Der Mord blieb ungeklärt. Ein Jahr nach der Tat wurde der Hof abgerissen. Dabei wurde auf dem Boden unter den Dielen die Tatwaffe gefunden. An der Reuthaue haftete noch das Blut der Opfer sagen die Unterlagen. Zeitzeugen sagen aus, dass die Hacke dem Altbauern Gruber gehört hatte. Das veranlasste zu dem Schluss, dass es sich nicht um eine geplante Tat handelte. Sondern die Hacke im Affekt gegriffen wurde. Der Zeitaufwand der zum Verstecken der Tatwaffe aufgewandt wurde, lässt vermuten dass es sich nicht um einen Raubmord handelte.
Alles deutet darauf hin, dass der Täter die Opfer recht gut kannte.
Und auf Viktorias unehelich geborenen Sohn Josef als Tatmotiv.
Ein Zeuge will Tage vor dem Mord einen Soldaten gesehen haben, der den Hof beobachtete …
Karl Gabriel, Viktorias Ehemann?

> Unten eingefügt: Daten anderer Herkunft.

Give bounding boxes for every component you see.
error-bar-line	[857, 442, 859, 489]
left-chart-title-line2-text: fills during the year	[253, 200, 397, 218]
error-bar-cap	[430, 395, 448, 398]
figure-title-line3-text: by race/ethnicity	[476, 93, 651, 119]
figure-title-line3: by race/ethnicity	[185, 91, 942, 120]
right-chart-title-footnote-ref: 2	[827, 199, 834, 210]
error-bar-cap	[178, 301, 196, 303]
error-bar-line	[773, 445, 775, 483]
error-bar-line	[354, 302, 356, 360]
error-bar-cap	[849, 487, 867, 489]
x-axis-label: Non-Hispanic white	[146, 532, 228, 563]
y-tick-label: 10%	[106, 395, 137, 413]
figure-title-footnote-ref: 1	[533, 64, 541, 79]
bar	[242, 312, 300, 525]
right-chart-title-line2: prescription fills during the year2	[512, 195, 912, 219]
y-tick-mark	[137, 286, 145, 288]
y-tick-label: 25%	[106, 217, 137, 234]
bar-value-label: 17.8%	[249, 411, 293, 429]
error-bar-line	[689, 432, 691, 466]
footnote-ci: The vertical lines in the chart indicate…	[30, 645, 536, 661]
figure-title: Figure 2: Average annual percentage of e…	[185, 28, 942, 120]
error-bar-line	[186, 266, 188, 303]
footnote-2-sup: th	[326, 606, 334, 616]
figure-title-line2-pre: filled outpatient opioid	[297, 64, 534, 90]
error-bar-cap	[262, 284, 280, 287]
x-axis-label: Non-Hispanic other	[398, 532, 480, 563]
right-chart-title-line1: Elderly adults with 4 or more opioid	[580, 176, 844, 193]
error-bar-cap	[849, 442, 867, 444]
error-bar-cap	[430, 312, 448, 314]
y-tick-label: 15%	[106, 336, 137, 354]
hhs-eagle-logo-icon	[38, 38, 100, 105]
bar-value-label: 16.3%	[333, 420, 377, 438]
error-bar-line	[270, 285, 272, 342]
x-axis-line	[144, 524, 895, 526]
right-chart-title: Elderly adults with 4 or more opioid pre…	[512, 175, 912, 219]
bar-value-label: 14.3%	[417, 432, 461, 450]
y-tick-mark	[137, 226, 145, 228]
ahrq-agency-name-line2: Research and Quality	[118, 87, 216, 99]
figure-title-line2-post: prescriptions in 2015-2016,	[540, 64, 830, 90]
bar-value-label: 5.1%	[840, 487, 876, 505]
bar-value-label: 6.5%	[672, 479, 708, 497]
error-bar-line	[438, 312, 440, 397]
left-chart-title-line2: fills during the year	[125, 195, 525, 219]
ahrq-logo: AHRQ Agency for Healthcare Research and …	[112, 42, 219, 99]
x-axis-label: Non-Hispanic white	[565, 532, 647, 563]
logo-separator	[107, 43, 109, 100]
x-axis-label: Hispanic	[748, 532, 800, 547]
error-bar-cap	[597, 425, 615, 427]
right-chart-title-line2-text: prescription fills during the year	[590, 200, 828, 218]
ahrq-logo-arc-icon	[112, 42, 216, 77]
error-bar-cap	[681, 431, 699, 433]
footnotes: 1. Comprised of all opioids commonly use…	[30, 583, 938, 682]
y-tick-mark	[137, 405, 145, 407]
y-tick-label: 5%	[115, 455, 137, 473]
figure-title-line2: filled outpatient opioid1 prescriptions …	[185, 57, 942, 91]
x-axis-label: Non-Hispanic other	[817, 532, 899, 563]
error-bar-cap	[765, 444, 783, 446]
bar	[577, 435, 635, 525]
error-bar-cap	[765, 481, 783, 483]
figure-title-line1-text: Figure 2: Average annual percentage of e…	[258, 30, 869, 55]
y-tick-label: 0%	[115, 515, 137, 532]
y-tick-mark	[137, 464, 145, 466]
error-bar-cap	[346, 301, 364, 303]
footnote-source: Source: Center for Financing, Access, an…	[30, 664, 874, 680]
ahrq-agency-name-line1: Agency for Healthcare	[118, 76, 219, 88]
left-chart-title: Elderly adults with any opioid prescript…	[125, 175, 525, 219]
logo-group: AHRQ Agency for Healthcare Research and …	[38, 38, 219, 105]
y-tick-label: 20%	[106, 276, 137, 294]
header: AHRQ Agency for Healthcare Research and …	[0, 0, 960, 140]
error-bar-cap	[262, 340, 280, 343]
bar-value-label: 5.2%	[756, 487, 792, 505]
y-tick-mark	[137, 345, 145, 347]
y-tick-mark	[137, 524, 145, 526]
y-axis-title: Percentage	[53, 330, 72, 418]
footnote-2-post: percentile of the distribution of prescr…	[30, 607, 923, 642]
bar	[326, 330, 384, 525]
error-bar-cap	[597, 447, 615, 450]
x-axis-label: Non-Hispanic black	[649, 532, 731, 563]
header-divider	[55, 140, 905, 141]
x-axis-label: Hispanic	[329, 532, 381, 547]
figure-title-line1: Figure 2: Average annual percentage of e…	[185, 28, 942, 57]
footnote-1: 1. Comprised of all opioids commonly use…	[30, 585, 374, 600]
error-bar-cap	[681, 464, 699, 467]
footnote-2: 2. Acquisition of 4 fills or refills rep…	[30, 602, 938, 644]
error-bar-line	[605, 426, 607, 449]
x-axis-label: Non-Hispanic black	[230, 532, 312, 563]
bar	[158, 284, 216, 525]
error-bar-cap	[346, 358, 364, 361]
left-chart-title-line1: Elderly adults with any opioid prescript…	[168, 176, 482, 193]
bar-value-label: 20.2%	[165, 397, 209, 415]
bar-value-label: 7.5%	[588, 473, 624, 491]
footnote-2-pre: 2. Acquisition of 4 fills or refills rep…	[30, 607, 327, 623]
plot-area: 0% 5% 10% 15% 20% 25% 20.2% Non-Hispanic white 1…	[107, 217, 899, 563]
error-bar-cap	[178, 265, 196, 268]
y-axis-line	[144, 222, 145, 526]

Sollte er doch nicht im Schützengraben sein Leben gelassen haben?
Kehrte er nach Hause zurück und fand ein Kind vor, das nicht von ihm stammen konnte?
Noch dazu, wo jeder im Dorf von der Ungeheuerlichkeit auf dem Hof wusste …
1915 wurde Andreas Gruber wegen Blutschande inhaftiert. Offenbar hat er sich oft an seiner eigenen Tochter vergangen. War er der Vater des kleinen Josef ?
Wollte Karl Gabriel sich für den Betrug rächen?
Diesen Verdacht konnte man schnell entkräften ….
Es existieren Urkunden , die den Tod Karls bestätigen. Und auch einige seiner Kameraden konnten bezeugen, dass er tot im Schützengraben gelegen hatte.

Verdächtiger Nummer 2 war kein Geringerer als der Ortsvorsteher Lorenz Schlittenbauer persönlich.
Die amtlichen Eintragungen von 1919 beweisen, dass Schlittenbauer sich zu der Vaterschaft des kleinen Josef bekannte. Später zog er es allerdings wieder zurück, weil er sich nicht mehr sicher sein konnte. Statt dessen bezichtigte er Andreas Gruber der Blutschande.
Viktoria Gabriel soll sich Rechtsbeistand zum Einklagen des Unterhalts von Lorenz Schlittenbauer geholt haben. Könnte das sein Motiv gewesen sein?
Als zahlender Vater gern genommen aber als Ehemann verschmäht?

Im Roman „Tannöd“ ließ sich Andrea Maria Schenkel  dem Geschehen auf Hinterkaifeck inspirieren. Dort wird auch ein Täter präsentiert.
In der Realität allerdings, ist der Täter nie gefunden worden … und wird es wohl auch niemals werden.
Auch spielt der Roman etwa 10 Jahre nach dem 2. Weltkrieg, also gute 30 jahre nach der eigentlichen Tat.

Aufgeklärt wurde die Tat nie! Aber sie beschäftigt bis heute Kriminologen und Laienforscher.